José Luis Alomía, the health ministry’s director of epidemiology, also said that 3,921 new cases were registered over the past 24 hours, bringing the total number of confirmed Covid-19 cases to 101,238, of which 11,729 deaths. The continued rise in cases and fatalities casts further doubt on the decision by the federal government led by President Andrés Manuel López Obrador to start easing lockdown measures. The return to a “new normal” began on 1 June with economic activity gradually resuming on a national level, in line with a four-tiered plan.
- In the press conference yesterday, Alomía said that hospital occupation is at 44% nationally, rising to 74% in Mexico City and the Estado de México.
- Yesterday, deputy health minister Hugo López-Gatell attributed the rise in deaths to the work of a new technical committee, established some weeks ago to better identify which deaths were caused by the virus.
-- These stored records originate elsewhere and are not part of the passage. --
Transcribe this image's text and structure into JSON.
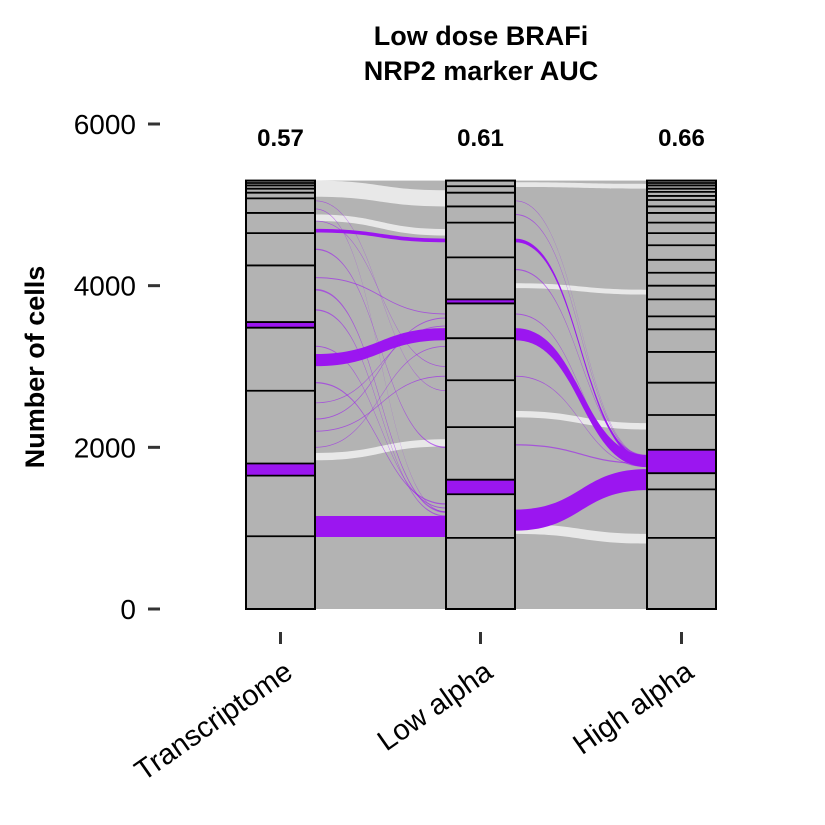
{
  "chart_data": {
    "type": "alluvial",
    "title": "Low dose BRAFi",
    "subtitle": "NRP2 marker AUC",
    "ylabel": "Number of cells",
    "xlabel": "",
    "ylim": [
      0,
      6000
    ],
    "yticks": [
      0,
      2000,
      4000,
      6000
    ],
    "total_cells": 5300,
    "categories": [
      "Transcriptome",
      "Low alpha",
      "High alpha"
    ],
    "auc": [
      "0.57",
      "0.61",
      "0.66"
    ],
    "colors": {
      "highlight": "#9b16f0",
      "background": "#b3b3b3",
      "stratum_border": "#000000"
    },
    "axes": [
      {
        "name": "Transcriptome",
        "boundaries": [
          900,
          1650,
          1800,
          2700,
          3480,
          3550,
          4250,
          4650,
          4900,
          5080,
          5150,
          5200,
          5240,
          5270
        ],
        "highlight_stratum": [
          1650,
          1800
        ],
        "highlight_stratum_2": [
          3480,
          3550
        ]
      },
      {
        "name": "Low alpha",
        "boundaries": [
          880,
          1420,
          1600,
          2250,
          2830,
          3350,
          3780,
          3830,
          4350,
          4780,
          4980,
          5150,
          5230
        ],
        "highlight_stratum": [
          1420,
          1600
        ],
        "highlight_stratum_2": [
          3780,
          3830
        ]
      },
      {
        "name": "High alpha",
        "boundaries": [
          880,
          1480,
          1680,
          1970,
          2400,
          2800,
          3180,
          3460,
          3620,
          3830,
          4000,
          4160,
          4320,
          4500,
          4650,
          4780,
          4900,
          4980,
          5060,
          5110,
          5160,
          5200,
          5240,
          5270
        ],
        "highlight_stratum": [
          1680,
          1970
        ]
      }
    ],
    "highlight_flows_1": [
      {
        "from": 1020,
        "to": 1020,
        "width": 260
      },
      {
        "from": 3080,
        "to": 3400,
        "width": 150
      },
      {
        "from": 4680,
        "to": 4560,
        "width": 45
      },
      {
        "from": 3950,
        "to": 1200,
        "width": 20
      },
      {
        "from": 3700,
        "to": 1150,
        "width": 15
      },
      {
        "from": 4450,
        "to": 2000,
        "width": 15
      },
      {
        "from": 2800,
        "to": 1300,
        "width": 15
      },
      {
        "from": 3250,
        "to": 1250,
        "width": 12
      },
      {
        "from": 2350,
        "to": 3600,
        "width": 12
      },
      {
        "from": 2550,
        "to": 3500,
        "width": 10
      },
      {
        "from": 4100,
        "to": 3650,
        "width": 12
      },
      {
        "from": 2200,
        "to": 2880,
        "width": 10
      },
      {
        "from": 2000,
        "to": 3250,
        "width": 10
      },
      {
        "from": 4800,
        "to": 3000,
        "width": 10
      },
      {
        "from": 4950,
        "to": 1200,
        "width": 8
      },
      {
        "from": 5050,
        "to": 2700,
        "width": 8
      }
    ],
    "highlight_flows_2": [
      {
        "from": 1100,
        "to": 1600,
        "width": 260
      },
      {
        "from": 3400,
        "to": 1830,
        "width": 150
      },
      {
        "from": 4560,
        "to": 1850,
        "width": 45
      },
      {
        "from": 2030,
        "to": 1800,
        "width": 15
      },
      {
        "from": 4200,
        "to": 1900,
        "width": 15
      },
      {
        "from": 4880,
        "to": 1870,
        "width": 12
      },
      {
        "from": 3650,
        "to": 1780,
        "width": 12
      },
      {
        "from": 2880,
        "to": 1760,
        "width": 10
      },
      {
        "from": 5050,
        "to": 1880,
        "width": 8
      }
    ]
  }
}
He said, “Over the past 20 or 25 days, we have had various cases that were slowly passed on to the registry, for various reasons”, which are only now appearing in the death tallies.
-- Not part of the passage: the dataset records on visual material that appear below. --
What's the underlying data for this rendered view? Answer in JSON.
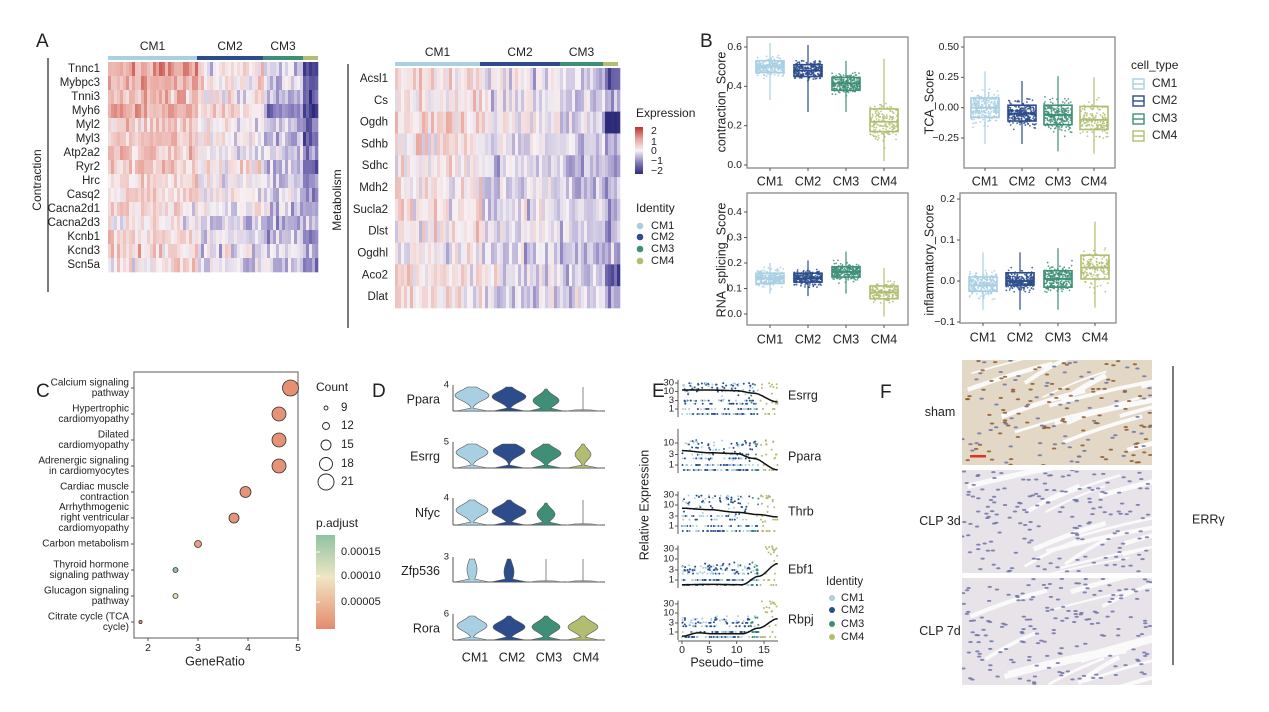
{
  "panel_labels": {
    "a": "A",
    "b": "B",
    "c": "C",
    "d": "D",
    "e": "E",
    "f": "F"
  },
  "colors": {
    "CM1": "#a9cfe3",
    "CM2": "#2c4c8c",
    "CM3": "#3f8f78",
    "CM4": "#b2bd72",
    "heat_low": "#2d2a7a",
    "heat_mid": "#f7f2f5",
    "heat_high": "#b8322e",
    "padj_high": "#8fc3a2",
    "padj_mid": "#efe6c4",
    "padj_low": "#e58a6e",
    "scale_bar": "#e0321e"
  },
  "heatmap_left": {
    "type": "heatmap",
    "group_label": "Contraction",
    "column_groups": [
      "CM1",
      "CM2",
      "CM3"
    ],
    "genes": [
      "Tnnc1",
      "Mybpc3",
      "Tnni3",
      "Myh6",
      "Myl2",
      "Myl3",
      "Atp2a2",
      "Ryr2",
      "Hrc",
      "Casq2",
      "Cacna2d1",
      "Cacna2d3",
      "Kcnb1",
      "Kcnd3",
      "Scn5a"
    ]
  },
  "heatmap_right": {
    "type": "heatmap",
    "group_label": "Metabolism",
    "column_groups": [
      "CM1",
      "CM2",
      "CM3"
    ],
    "genes": [
      "Acsl1",
      "Cs",
      "Ogdh",
      "Sdhb",
      "Sdhc",
      "Mdh2",
      "Sucla2",
      "Dlst",
      "Ogdhl",
      "Aco2",
      "Dlat"
    ]
  },
  "expression_legend": {
    "title": "Expression",
    "ticks": [
      "2",
      "1",
      "0",
      "−1",
      "−2"
    ]
  },
  "identity_legend": {
    "title": "Identity",
    "items": [
      "CM1",
      "CM2",
      "CM3",
      "CM4"
    ]
  },
  "chart_data": [
    {
      "id": "contraction",
      "type": "box",
      "ylabel": "contraction_Score",
      "categories": [
        "CM1",
        "CM2",
        "CM3",
        "CM4"
      ],
      "yticks": [
        "0.0",
        "0.2",
        "0.4",
        "0.6"
      ],
      "ytick_values": [
        0,
        0.2,
        0.4,
        0.6
      ],
      "stats": [
        {
          "min": 0.33,
          "q1": 0.47,
          "median": 0.5,
          "q3": 0.53,
          "max": 0.62
        },
        {
          "min": 0.27,
          "q1": 0.45,
          "median": 0.48,
          "q3": 0.51,
          "max": 0.61
        },
        {
          "min": 0.27,
          "q1": 0.38,
          "median": 0.415,
          "q3": 0.445,
          "max": 0.53
        },
        {
          "min": 0.02,
          "q1": 0.17,
          "median": 0.22,
          "q3": 0.285,
          "max": 0.54
        }
      ]
    },
    {
      "id": "tca",
      "type": "box",
      "ylabel": "TCA_Score",
      "categories": [
        "CM1",
        "CM2",
        "CM3",
        "CM4"
      ],
      "yticks": [
        "−0.25",
        "0.00",
        "0.25",
        "0.50"
      ],
      "ytick_values": [
        -0.25,
        0,
        0.25,
        0.5
      ],
      "legend": {
        "title": "cell_type",
        "items": [
          "CM1",
          "CM2",
          "CM3",
          "CM4"
        ],
        "placement": "right"
      },
      "stats": [
        {
          "min": -0.3,
          "q1": -0.08,
          "median": 0.0,
          "q3": 0.08,
          "max": 0.3
        },
        {
          "min": -0.3,
          "q1": -0.11,
          "median": -0.05,
          "q3": 0.02,
          "max": 0.22
        },
        {
          "min": -0.36,
          "q1": -0.14,
          "median": -0.06,
          "q3": 0.02,
          "max": 0.26
        },
        {
          "min": -0.38,
          "q1": -0.18,
          "median": -0.1,
          "q3": 0.01,
          "max": 0.25
        }
      ]
    },
    {
      "id": "rna",
      "type": "box",
      "ylabel": "RNA_splicing_Score",
      "categories": [
        "CM1",
        "CM2",
        "CM3",
        "CM4"
      ],
      "yticks": [
        "0.0",
        "0.1",
        "0.2",
        "0.3",
        "0.4"
      ],
      "ytick_values": [
        0,
        0.1,
        0.2,
        0.3,
        0.4
      ],
      "stats": [
        {
          "min": 0.08,
          "q1": 0.12,
          "median": 0.14,
          "q3": 0.16,
          "max": 0.2
        },
        {
          "min": 0.07,
          "q1": 0.125,
          "median": 0.14,
          "q3": 0.16,
          "max": 0.21
        },
        {
          "min": 0.08,
          "q1": 0.145,
          "median": 0.165,
          "q3": 0.185,
          "max": 0.245
        },
        {
          "min": -0.01,
          "q1": 0.06,
          "median": 0.085,
          "q3": 0.11,
          "max": 0.18
        }
      ]
    },
    {
      "id": "inflammatory",
      "type": "box",
      "ylabel": "inflammatory_Score",
      "categories": [
        "CM1",
        "CM2",
        "CM3",
        "CM4"
      ],
      "yticks": [
        "−0.1",
        "0.0",
        "0.1",
        "0.2"
      ],
      "ytick_values": [
        -0.1,
        0,
        0.1,
        0.2
      ],
      "stats": [
        {
          "min": -0.07,
          "q1": -0.025,
          "median": -0.01,
          "q3": 0.01,
          "max": 0.07
        },
        {
          "min": -0.07,
          "q1": -0.01,
          "median": 0.0,
          "q3": 0.02,
          "max": 0.07
        },
        {
          "min": -0.07,
          "q1": -0.015,
          "median": 0.005,
          "q3": 0.025,
          "max": 0.08
        },
        {
          "min": -0.065,
          "q1": 0.005,
          "median": 0.033,
          "q3": 0.063,
          "max": 0.145
        }
      ]
    },
    {
      "id": "kegg",
      "type": "scatter",
      "xlabel": "GeneRatio",
      "xticks": [
        "2",
        "3",
        "4",
        "5"
      ],
      "xtick_values": [
        2,
        3,
        4,
        5
      ],
      "terms": [
        {
          "label": [
            "Calcium signaling",
            "pathway"
          ],
          "gene_ratio": 4.85,
          "count": 21,
          "p_adjust": 5e-06
        },
        {
          "label": [
            "Hypertrophic",
            "cardiomyopathy"
          ],
          "gene_ratio": 4.62,
          "count": 19,
          "p_adjust": 8e-06
        },
        {
          "label": [
            "Dilated",
            "cardiomyopathy"
          ],
          "gene_ratio": 4.62,
          "count": 19,
          "p_adjust": 8e-06
        },
        {
          "label": [
            "Adrenergic signaling",
            "in cardiomyocytes"
          ],
          "gene_ratio": 4.62,
          "count": 19,
          "p_adjust": 8e-06
        },
        {
          "label": [
            "Cardiac muscle",
            "contraction"
          ],
          "gene_ratio": 3.95,
          "count": 16,
          "p_adjust": 1e-05
        },
        {
          "label": [
            "Arrhythmogenic",
            "right ventricular",
            "cardiomyopathy"
          ],
          "gene_ratio": 3.72,
          "count": 15,
          "p_adjust": 1e-05
        },
        {
          "label": [
            "Carbon metabolism"
          ],
          "gene_ratio": 3.0,
          "count": 12,
          "p_adjust": 2e-05
        },
        {
          "label": [
            "Thyroid hormone",
            "signaling pathway"
          ],
          "gene_ratio": 2.55,
          "count": 10,
          "p_adjust": 0.00016
        },
        {
          "label": [
            "Glucagon signaling",
            "pathway"
          ],
          "gene_ratio": 2.55,
          "count": 10,
          "p_adjust": 8e-05
        },
        {
          "label": [
            "Citrate cycle (TCA",
            "cycle)"
          ],
          "gene_ratio": 1.85,
          "count": 6,
          "p_adjust": 1e-05
        }
      ],
      "size_legend": {
        "title": "Count",
        "items": [
          "9",
          "12",
          "15",
          "18",
          "21"
        ],
        "values": [
          9,
          12,
          15,
          18,
          21
        ]
      },
      "color_legend": {
        "title": "p.adjust",
        "ticks": [
          "0.00015",
          "0.00010",
          "0.00005"
        ],
        "values": [
          0.00015,
          0.0001,
          5e-05
        ]
      }
    },
    {
      "id": "violin",
      "type": "violin",
      "categories": [
        "CM1",
        "CM2",
        "CM3",
        "CM4"
      ],
      "genes": [
        {
          "name": "Ppara",
          "ymax": "4",
          "levels": [
            2.4,
            2.2,
            1.6,
            0
          ]
        },
        {
          "name": "Esrrg",
          "ymax": "5",
          "levels": [
            3.0,
            3.3,
            2.8,
            2.6
          ]
        },
        {
          "name": "Nfyc",
          "ymax": "4",
          "levels": [
            2.2,
            2.0,
            1.6,
            0
          ]
        },
        {
          "name": "Zfp536",
          "ymax": "3",
          "levels": [
            1.5,
            1.2,
            0,
            0
          ]
        },
        {
          "name": "Rora",
          "ymax": "6",
          "levels": [
            3.3,
            3.0,
            3.0,
            3.0
          ]
        }
      ]
    },
    {
      "id": "pseudotime",
      "type": "scatter",
      "xlabel": "Pseudo−time",
      "ylabel": "Relative Expression",
      "y_scale": "log",
      "xticks": [
        "0",
        "5",
        "10",
        "15"
      ],
      "xtick_values": [
        0,
        5,
        10,
        15
      ],
      "legend": {
        "title": "Identity",
        "items": [
          "CM1",
          "CM2",
          "CM3",
          "CM4"
        ],
        "placement": "right"
      },
      "genes": [
        {
          "name": "Esrrg",
          "yticks": [
            "1",
            "3",
            "10",
            "30"
          ],
          "trend": [
            [
              0,
              12
            ],
            [
              5,
              12
            ],
            [
              10,
              11
            ],
            [
              13,
              8
            ],
            [
              17.5,
              2.5
            ]
          ]
        },
        {
          "name": "Ppara",
          "yticks": [
            "1",
            "3",
            "10"
          ],
          "trend": [
            [
              0,
              4.5
            ],
            [
              5,
              3.6
            ],
            [
              10,
              3.3
            ],
            [
              13,
              2
            ],
            [
              17.5,
              0.6
            ]
          ]
        },
        {
          "name": "Thrb",
          "yticks": [
            "1",
            "3",
            "10",
            "30"
          ],
          "trend": [
            [
              0,
              7
            ],
            [
              5,
              6
            ],
            [
              10,
              4.5
            ],
            [
              14,
              3.5
            ],
            [
              17.5,
              2.7
            ]
          ]
        },
        {
          "name": "Ebf1",
          "yticks": [
            "1",
            "3",
            "10",
            "30"
          ],
          "trend": [
            [
              0,
              0.6
            ],
            [
              5,
              0.62
            ],
            [
              11,
              0.6
            ],
            [
              14,
              1.5
            ],
            [
              17.5,
              6
            ]
          ]
        },
        {
          "name": "Rbpj",
          "yticks": [
            "1",
            "3",
            "10",
            "30"
          ],
          "trend": [
            [
              0,
              0.6
            ],
            [
              3,
              0.9
            ],
            [
              6,
              0.8
            ],
            [
              11,
              0.8
            ],
            [
              14,
              1.6
            ],
            [
              17.5,
              5
            ]
          ]
        }
      ]
    }
  ],
  "panel_f": {
    "conditions": [
      "sham",
      "CLP 3d",
      "CLP 7d"
    ],
    "stain_label": "ERRγ"
  }
}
- In an interview with national daily El Universal published yesterday, López-Gatell also appeared to contradict remarks made by President López Obrador on 28 May, that the virus was “under control” in Mexico. López-Gatell said that the virus “was not under control in Mexico or the world” and that what had been meant by “under control” was that the Jornada Nacional de Sana Distancia, the government’s social distancing campaign which ran from 23 March to 31 May, was successful in reducing infection rates.
López Obrador has himself cast doubt on the 'new normal', telling people yesterday, at a press conference in the state of Campeche, to “stay at home” unless it is essential to leave the house. His remarks were made on the third day of a national tour which has been slammed as “irresponsible” by the political opposition given the current pandemic.
In brief: Mexico concludes key negotiation for USMCA
* Mexico’s economy ministry has reported that it has concluded technical negotiations with its counterparts in the US and Canada on the uniform regulations of the US-Mexico-Canada Agreement (USMCA), and published the agreed regulations accordingly. The clarification of the rules, which regulate central aspects of the trade deal such as origin requirements and customs administration, was a key demand by the principal vehicle and parts manufacturing unions in Mexico, which have lobbied the government since March to postpone the implementation of the USMCA to give firms more time to adjust to the new rules. This negotiation was one of the final unresolved matters ahead of the agreement coming into force on 1 July.